Friday, May 31, 2013

Review: Divergent (Divergent #1) by Veronica Roth

Title: Divergent
Author: Veronica Roth
Genre: Young Adult, Dystopian
Format: Paperback


In Beatrice Prior's dystopian Chicago world, society is divided into five factions, each dedicated to the cultivation of a particular virtue--Candor (the honest), Abnegation (the selfless), Dauntless (the brave), Amity (the peaceful), and Erudite (the intelligent). On an appointed day of every year, all sixteen-year-olds must select the faction to which they will devote the rest of their lives. For Beatrice, the decision is between staying with her family and being who she really is--she can't have both. So she makes a choice that surprises everyone, including herself.

During the highly competitive initiation that follows, Beatrice renames herself Tris and struggles alongside her fellow initiates to live out the choice they have made. Together they must undergo extreme physical tests of endurance and intense psychological simulations, some with devastating consequences. As initiation transforms them all, Tris must determine who her friends really are--and where, exactly, a romance with a sometimes fascinating, sometimes exasperating boy fits into the life she's chosen. But Tris also has a secret, one she's kept hidden from everyone because she's been warned it can mean death. And as she discovers unrest and growing conflict that threaten to unravel her seemingly perfect society, she also learns that her secret might help her save those she loves . . . or it might destroy her.


The best thing you can do as a reader is dive into a book you have zero expectations for. If you do this, you’ll do yourself and the author a favor by actually enjoying the book and fulfilling the author’s goal to entertain the masses. 

Divergent was dubbed “The Favorite Book” of Goodreads in 2011. I remember voting for it just because it was popular and not because I’ve actually read it. At that time, I wondered why the book was such a success. I wondered why it was so appealing to the young and old. I was actually pretty shocked that some of my friends didn’t find the book impressive at all. And that’s probably why I held no expectations for Divergent and it’s now one of the best books I’ve read all year, of course, it’ll be beside Feed by Mira Grant. 

The first chapter began and the alternative universe Roth paints for us reminded me so much of many other Dystopian books out there.

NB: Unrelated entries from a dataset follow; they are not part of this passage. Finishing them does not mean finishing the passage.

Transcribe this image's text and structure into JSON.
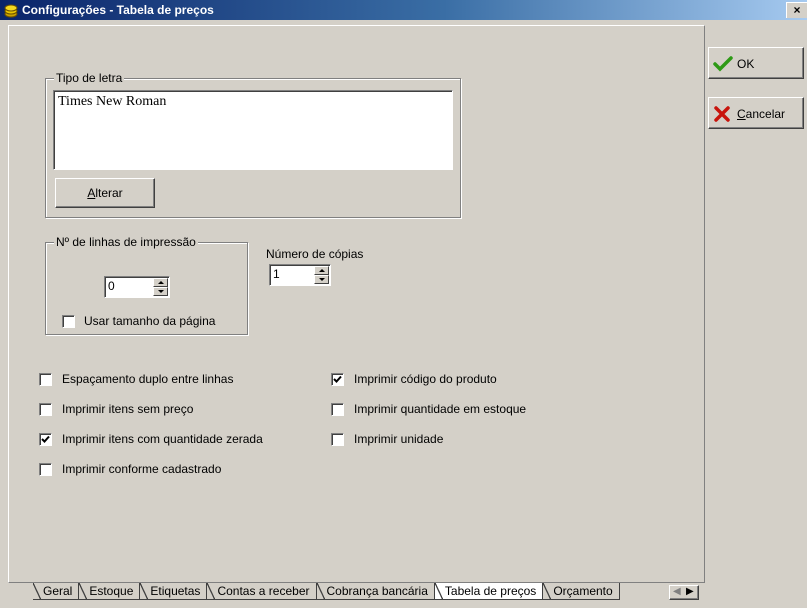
{
  "window": {
    "title": "Configurações - Tabela de preços",
    "close_glyph": "×",
    "icon": "coins-icon"
  },
  "actions": {
    "ok_label": "OK",
    "ok_icon": "checkmark-icon",
    "cancel_label": "Cancelar",
    "cancel_icon": "x-icon"
  },
  "font_group": {
    "legend": "Tipo de letra",
    "font_name": "Times New Roman",
    "change_label": "Alterar"
  },
  "lines_group": {
    "legend": "Nº de linhas de impressão",
    "lines_value": "0",
    "use_page_size_label": "Usar tamanho da página",
    "use_page_size_checked": false
  },
  "copies": {
    "label": "Número de cópias",
    "value": "1"
  },
  "options_left": [
    {
      "label": "Espaçamento duplo entre linhas",
      "checked": false
    },
    {
      "label": "Imprimir itens sem preço",
      "checked": false
    },
    {
      "label": "Imprimir itens com quantidade zerada",
      "checked": true
    },
    {
      "label": "Imprimir conforme cadastrado",
      "checked": false
    }
  ],
  "options_right": [
    {
      "label": "Imprimir código do produto",
      "checked": true
    },
    {
      "label": "Imprimir quantidade em estoque",
      "checked": false
    },
    {
      "label": "Imprimir unidade",
      "checked": false
    }
  ],
  "tabs": [
    {
      "label": "Geral",
      "selected": false
    },
    {
      "label": "Estoque",
      "selected": false
    },
    {
      "label": "Etiquetas",
      "selected": false
    },
    {
      "label": "Contas a receber",
      "selected": false
    },
    {
      "label": "Cobrança bancária",
      "selected": false
    },
    {
      "label": "Tabela de preços",
      "selected": true
    },
    {
      "label": "Orçamento",
      "selected": false
    }
  ],
  "colors": {
    "face": "#d4d0c8",
    "title_start": "#0a246a",
    "title_end": "#a6caf0",
    "ok_green": "#2e9a16",
    "cancel_red": "#c8140c"
  }
}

It was like Suzanne Collins, Ally Condie, Beth Revis and Veronica Roth were in the same writing group when they first started their debut novels. I complained so much at the beginning about its similarities to other books but then fifty pages in and I began to eat my own words, the book got really good, really fast. 

The main reason why I loved the book so much was because of how human and me, Trice, the main character, was. She is one of the best protagonists I’ve read all year and I realized one thing: the best protagonists are the kind who sees themselves not as victims but as humans, who can overcome any obstacle they face. Trice faces any obstacle head on and that kind of determination you see in a character will inspire you to take life by it’s hands, so you can lead your own way through it instead of the other way around. 

The book had a gloomy and colorful world. In this alternative universe, the world is divided into factions wherein people are sorted by their personalities. The Abnegation Faction are the Selfless, Amity are the people of peace and arts, Candor are the honest, Dauntless are the brave, and Erudite are the intelligent. Life in this world is a lot simpler and people stuck with their factions and wars rarely broke out. 

Now, for Divergent, what does it really mean? I actually went through 250 pages and I still couldn’t figure out what it was. I might have been a little slow when I read this book so I couldn’t process the obvious. Haha. I realized what Divergent was when I understood that Trice was flawed and truly human, and not selfless like the people of Abnegation. She wasn’t wholly truthful like the honest of Candor, she wasn’t peaceful and free like the Amity and not completely smart like the Erudite or fearless like the Dauntless. She was Divergent, rare and yet, she seems to meet a lot of people who are or used to know a Divergent. 

I really loved following Trice and her adjustment to her new faction. I enjoyed laughing when she did, fighting and being angry along with her. I cried when she did and hurt when she did. Trice is incredibly realistic and the true heroine to follow in any Young Adult book. 

I was surprised to find that the book held more character developments and growth rather than big leaps of plots and twists. It’s refreshing and impressive; especially when Roth manages to write the most enthralling character developments I’ve ever read. She’s a poet in her own little way and I absolutely love her writing style. 

The verdict:

Divergent is a brilliant book of friendship, betrayal, family and the true meaning of selflessness. Roth has written a wonderful book that will leave you a month later still thinking about her book. I can’t wait to pick up the next book and the movie isn’t far off.

5/5 stars

1 comment:

  1. Since so many people compared this to Hunger Games I just didn't want to read it. I loved Hunger Games. But I am glad I decided to give it a try. I ended up loving it. I am glad you enjoyed it too.